目前的实例分割方法可分为3类:
- top-down,也叫做 detect-then-segment,顾名思义,先检测后分割,如FCIS, Mask-RCNN, PANet, Mask Scoring R-CNN;
- bottom-up,也叫Embedding-cluster,将每个实例看成一个类别;然后按照聚类的思路,最大类间距,最小类内距,对每个像素做embedding,最后做grouping分出不同的instance。Grouping的方法:learned associative embedding,A discriminative loss function,SGN,SSAP. 一般bottom-up效果差于top-down;
- direct的方法。

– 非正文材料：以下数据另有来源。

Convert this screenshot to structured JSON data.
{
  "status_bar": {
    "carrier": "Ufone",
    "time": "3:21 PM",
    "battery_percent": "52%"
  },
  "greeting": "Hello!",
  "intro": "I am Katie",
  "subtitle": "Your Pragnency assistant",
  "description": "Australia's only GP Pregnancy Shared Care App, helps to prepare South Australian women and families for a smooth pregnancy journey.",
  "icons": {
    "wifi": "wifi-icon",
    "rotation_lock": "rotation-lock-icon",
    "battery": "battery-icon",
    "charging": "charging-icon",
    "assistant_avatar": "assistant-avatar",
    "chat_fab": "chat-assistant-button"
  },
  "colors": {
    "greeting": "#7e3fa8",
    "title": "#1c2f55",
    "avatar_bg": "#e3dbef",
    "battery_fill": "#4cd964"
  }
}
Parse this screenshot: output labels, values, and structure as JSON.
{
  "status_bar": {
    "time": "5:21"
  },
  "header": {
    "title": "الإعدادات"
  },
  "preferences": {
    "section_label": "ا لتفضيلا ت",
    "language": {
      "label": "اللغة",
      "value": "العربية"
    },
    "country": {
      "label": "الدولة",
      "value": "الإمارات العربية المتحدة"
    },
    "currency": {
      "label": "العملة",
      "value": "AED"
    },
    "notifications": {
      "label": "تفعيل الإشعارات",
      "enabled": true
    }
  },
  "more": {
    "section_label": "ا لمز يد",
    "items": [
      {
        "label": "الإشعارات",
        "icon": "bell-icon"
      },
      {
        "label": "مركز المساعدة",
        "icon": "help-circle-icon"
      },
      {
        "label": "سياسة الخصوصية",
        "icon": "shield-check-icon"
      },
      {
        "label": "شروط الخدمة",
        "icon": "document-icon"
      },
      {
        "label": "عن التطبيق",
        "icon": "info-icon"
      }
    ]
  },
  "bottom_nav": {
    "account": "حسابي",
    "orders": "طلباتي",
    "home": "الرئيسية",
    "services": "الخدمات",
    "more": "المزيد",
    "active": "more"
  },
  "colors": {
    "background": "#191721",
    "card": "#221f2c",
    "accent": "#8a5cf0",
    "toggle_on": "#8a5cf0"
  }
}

不同与上述两类方法,直接得到实例分割结果,如SOLO。
目录
- Deep Snake for Real-Time Instance Segmentation [2001]
- PointRend: Image Segmentation as Rendering [1912]
- SOLO: Segmenting Objects by Locations [1912]
- FCOS: Fully Convolutional One-Stage Object Detection [1904]
- TensorMask: A Foundation for Dense Object Segmentation [1903]
- Hybrid Task Cascade for Instance Segmentation [1901]
- Path Aggregation Network for Instance Segmentation [1803]
- Mask R-CNN [1703]
- Fully Convolutional Instance-aware Semantic Segmentation [1611]
- Deep Watershed Transform for Instance Segmentation [1611]
- InstanceCut: from Edges to Instances with MultiCut [1611]
- Instance-sensitive Fully Convolutional Networks [1603]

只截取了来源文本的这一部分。